Une théologie qui, malgré les suspicions et les condamnations permanentes de Rome, continue d’être vivante et active dans le nouveau scénario latino-américain, peu porteur d’espoir, caractérisé par le fondamentalisme religieux et le conservatisme politique, alliés tous deux. Cette théologie est reformulée dans les nouveaux processus historiques avec l’incorporation de nouveaux protagonistes : communautés indigènes, paysans, afrodescendantes, mouvements féministes, écologistes, collectifs interreligieux, LGTBI, et de nouvelles catégories : interculturalité, dialogue interreligieux, féminisme, écologie, territoire, eau, vie, martyre, résistance, espoir, etc.

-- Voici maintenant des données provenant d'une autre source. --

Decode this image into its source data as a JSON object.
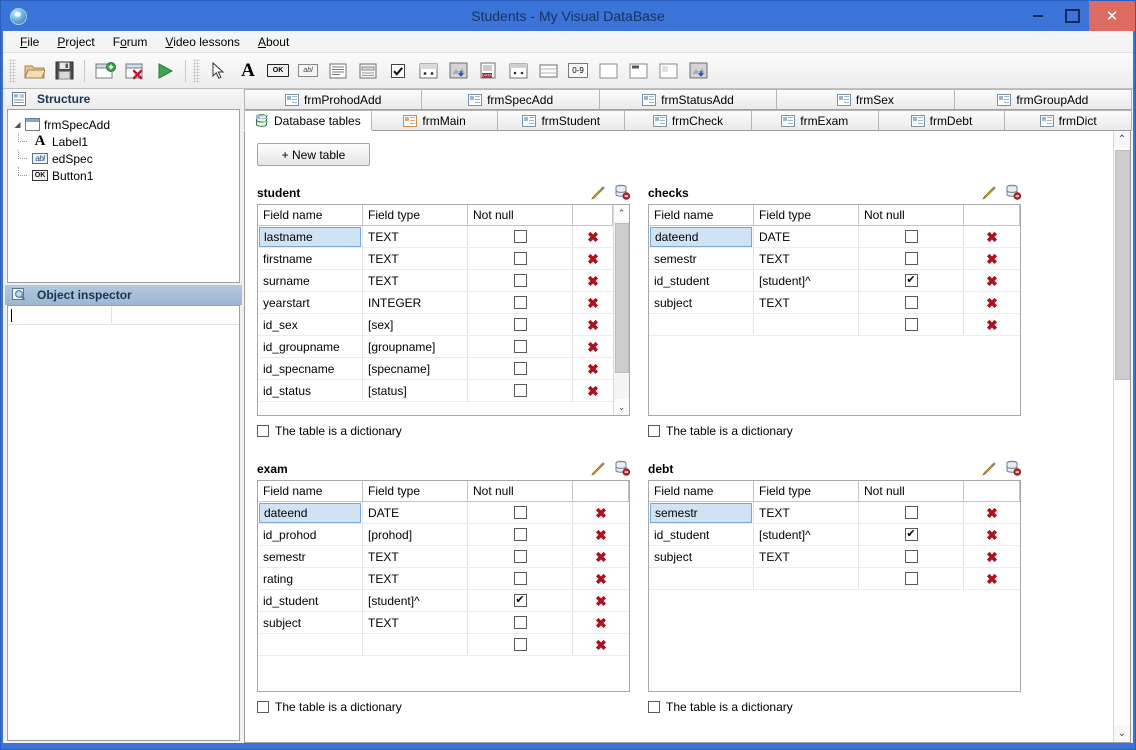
{
  "window": {
    "title": "Students - My Visual DataBase",
    "app_icon": "app-globe-icon",
    "minimize": "–",
    "maximize": "□",
    "close": "✕"
  },
  "menu": {
    "items": [
      {
        "label": "File"
      },
      {
        "label": "Project"
      },
      {
        "label": "Forum"
      },
      {
        "label": "Video lessons"
      },
      {
        "label": "About"
      }
    ]
  },
  "toolbar": {
    "groups": [
      {
        "buttons": [
          {
            "name": "open-project-icon",
            "glyph": "📂"
          },
          {
            "name": "save-project-icon",
            "glyph": "💾"
          }
        ]
      },
      {
        "buttons": [
          {
            "name": "add-form-icon",
            "glyph": "▣"
          },
          {
            "name": "delete-form-icon",
            "glyph": "▤"
          },
          {
            "name": "run-project-icon",
            "glyph": "▶"
          }
        ]
      },
      {
        "buttons": [
          {
            "name": "pointer-tool-icon",
            "glyph": "↖"
          },
          {
            "name": "label-tool-icon",
            "glyph": "A"
          },
          {
            "name": "button-tool-icon",
            "glyph": "OK"
          },
          {
            "name": "edit-tool-icon",
            "glyph": "abl"
          },
          {
            "name": "memo-tool-icon",
            "glyph": "▤"
          },
          {
            "name": "groupbox-tool-icon",
            "glyph": "▥"
          },
          {
            "name": "checkbox-tool-icon",
            "glyph": "☑"
          },
          {
            "name": "combobox-tool-icon",
            "glyph": "▦"
          },
          {
            "name": "image-tool-icon",
            "glyph": "▧"
          },
          {
            "name": "datasource-tool-icon",
            "glyph": "▨"
          },
          {
            "name": "grid-tool-icon",
            "glyph": "▩"
          },
          {
            "name": "table-tool-icon",
            "glyph": "▤"
          },
          {
            "name": "number-tool-icon",
            "glyph": "0-9"
          },
          {
            "name": "panel-tool-icon",
            "glyph": "▢"
          },
          {
            "name": "page-tool-icon",
            "glyph": "▣"
          },
          {
            "name": "report-tool-icon",
            "glyph": "▤"
          },
          {
            "name": "picture-tool-icon",
            "glyph": "▧"
          }
        ]
      }
    ]
  },
  "structure": {
    "title": "Structure",
    "icon": "structure-icon",
    "root": {
      "label": "frmSpecAdd",
      "icon": "form-icon",
      "expander": "◢"
    },
    "children": [
      {
        "label": "Label1",
        "icon": "label-icon"
      },
      {
        "label": "edSpec",
        "icon": "edit-icon"
      },
      {
        "label": "Button1",
        "icon": "button-icon"
      }
    ]
  },
  "object_inspector": {
    "title": "Object inspector",
    "icon": "inspector-icon",
    "rows": [
      {
        "key": "",
        "value": ""
      }
    ]
  },
  "tabs": {
    "top_row": [
      {
        "label": "frmProhodAdd",
        "icon": "form-icon",
        "active": false
      },
      {
        "label": "frmSpecAdd",
        "icon": "form-icon",
        "active": false
      },
      {
        "label": "frmStatusAdd",
        "icon": "form-icon",
        "active": false
      },
      {
        "label": "frmSex",
        "icon": "form-icon",
        "active": false
      },
      {
        "label": "frmGroupAdd",
        "icon": "form-icon",
        "active": false
      }
    ],
    "bottom_row": [
      {
        "label": "Database tables",
        "icon": "db-icon",
        "active": true
      },
      {
        "label": "frmMain",
        "icon": "form-icon-main",
        "active": false
      },
      {
        "label": "frmStudent",
        "icon": "form-icon",
        "active": false
      },
      {
        "label": "frmCheck",
        "icon": "form-icon",
        "active": false
      },
      {
        "label": "frmExam",
        "icon": "form-icon",
        "active": false
      },
      {
        "label": "frmDebt",
        "icon": "form-icon",
        "active": false
      },
      {
        "label": "frmDict",
        "icon": "form-icon",
        "active": false
      }
    ]
  },
  "content": {
    "new_table_button": "+ New table",
    "columns": [
      "Field name",
      "Field type",
      "Not null"
    ],
    "dictionary_label": "The table is a dictionary",
    "edit_icon": "pencil-edit-icon",
    "delete_icon": "database-delete-icon",
    "delete_row_glyph": "✖",
    "tables": [
      {
        "name": "student",
        "scrollable": true,
        "dictionary_checked": false,
        "rows": [
          {
            "field": "lastname",
            "type": "TEXT",
            "not_null": false,
            "selected": true
          },
          {
            "field": "firstname",
            "type": "TEXT",
            "not_null": false,
            "selected": false
          },
          {
            "field": "surname",
            "type": "TEXT",
            "not_null": false,
            "selected": false
          },
          {
            "field": "yearstart",
            "type": "INTEGER",
            "not_null": false,
            "selected": false
          },
          {
            "field": "id_sex",
            "type": "[sex]",
            "not_null": false,
            "selected": false
          },
          {
            "field": "id_groupname",
            "type": "[groupname]",
            "not_null": false,
            "selected": false
          },
          {
            "field": "id_specname",
            "type": "[specname]",
            "not_null": false,
            "selected": false
          },
          {
            "field": "id_status",
            "type": "[status]",
            "not_null": false,
            "selected": false
          }
        ]
      },
      {
        "name": "checks",
        "scrollable": false,
        "dictionary_checked": false,
        "rows": [
          {
            "field": "dateend",
            "type": "DATE",
            "not_null": false,
            "selected": true
          },
          {
            "field": "semestr",
            "type": "TEXT",
            "not_null": false,
            "selected": false
          },
          {
            "field": "id_student",
            "type": "[student]^",
            "not_null": true,
            "selected": false
          },
          {
            "field": "subject",
            "type": "TEXT",
            "not_null": false,
            "selected": false
          },
          {
            "field": "",
            "type": "",
            "not_null": false,
            "selected": false
          }
        ]
      },
      {
        "name": "exam",
        "scrollable": false,
        "dictionary_checked": false,
        "rows": [
          {
            "field": "dateend",
            "type": "DATE",
            "not_null": false,
            "selected": true
          },
          {
            "field": "id_prohod",
            "type": "[prohod]",
            "not_null": false,
            "selected": false
          },
          {
            "field": "semestr",
            "type": "TEXT",
            "not_null": false,
            "selected": false
          },
          {
            "field": "rating",
            "type": "TEXT",
            "not_null": false,
            "selected": false
          },
          {
            "field": "id_student",
            "type": "[student]^",
            "not_null": true,
            "selected": false
          },
          {
            "field": "subject",
            "type": "TEXT",
            "not_null": false,
            "selected": false
          },
          {
            "field": "",
            "type": "",
            "not_null": false,
            "selected": false
          }
        ]
      },
      {
        "name": "debt",
        "scrollable": false,
        "dictionary_checked": false,
        "rows": [
          {
            "field": "semestr",
            "type": "TEXT",
            "not_null": false,
            "selected": true
          },
          {
            "field": "id_student",
            "type": "[student]^",
            "not_null": true,
            "selected": false
          },
          {
            "field": "subject",
            "type": "TEXT",
            "not_null": false,
            "selected": false
          },
          {
            "field": "",
            "type": "",
            "not_null": false,
            "selected": false
          }
        ]
      }
    ]
  },
  "scrollbars": {
    "up_glyph": "⌃",
    "down_glyph": "⌄"
  },
  "colors": {
    "title_bar": "#3a74d8",
    "close_button": "#dd6b62",
    "selection": "#cfe3f5",
    "delete_x": "#b00f1e",
    "inspector_header": "#a6bdd6"
  }
}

C’est au Mato Grosso que la conscience globale et internationaliste de Casaldáliga s’est éveillée, jusqu’à devenir l’évêque le plus « catholique » au sens étymologique du terme : « universel ». Il reconnaît lui-même que son âme s’y est universalisée, après avoir quitté l’Europe et traversé le continent africain : « Quitter la Catalogne, l’Espagne, l’Europe, passer par l’Afrique et venir vivre définitivement dans ce Mato Grosso brésilien de Notre Amérique a universalisé mon âme ».
Il a développé sa conscience globale en défendant les causes des perdants de l’histoire et en soutenant les mouvements de libération dans le monde entier. En ce sens, Pedro est un exemple de mondialisation par le bas, par les victimes, autrement dit, de l’altermondialisation de l’espoir face au pessimisme installé dans la société. Ou plutôt, il est un exemple du mouvement glocalisateur, qui combine les causes et les luttes d’émancipation locales et mondiales.
Pour toutes ces raisons, il n’a pas fallu longtemps pour que la persécution vienne des différents pouvoirs de connivence : militaires, propriétaires terriens et politiciens qui protègent les grands propriétaires terriens, dont le Vatican. Des menaces de mort et des tentatives d’assassinat ont suivi.
Note :
[1] Ce texte sur la consécration épiscopale de Pedro Casaldáliga il y a cinquante ans, le 23 octobre 2021, fait partie de mon livre Pedro Casaldáliga. Larga caminada con los pobres de la tierra (Herder, Barcelone, 2020), pages 28-34.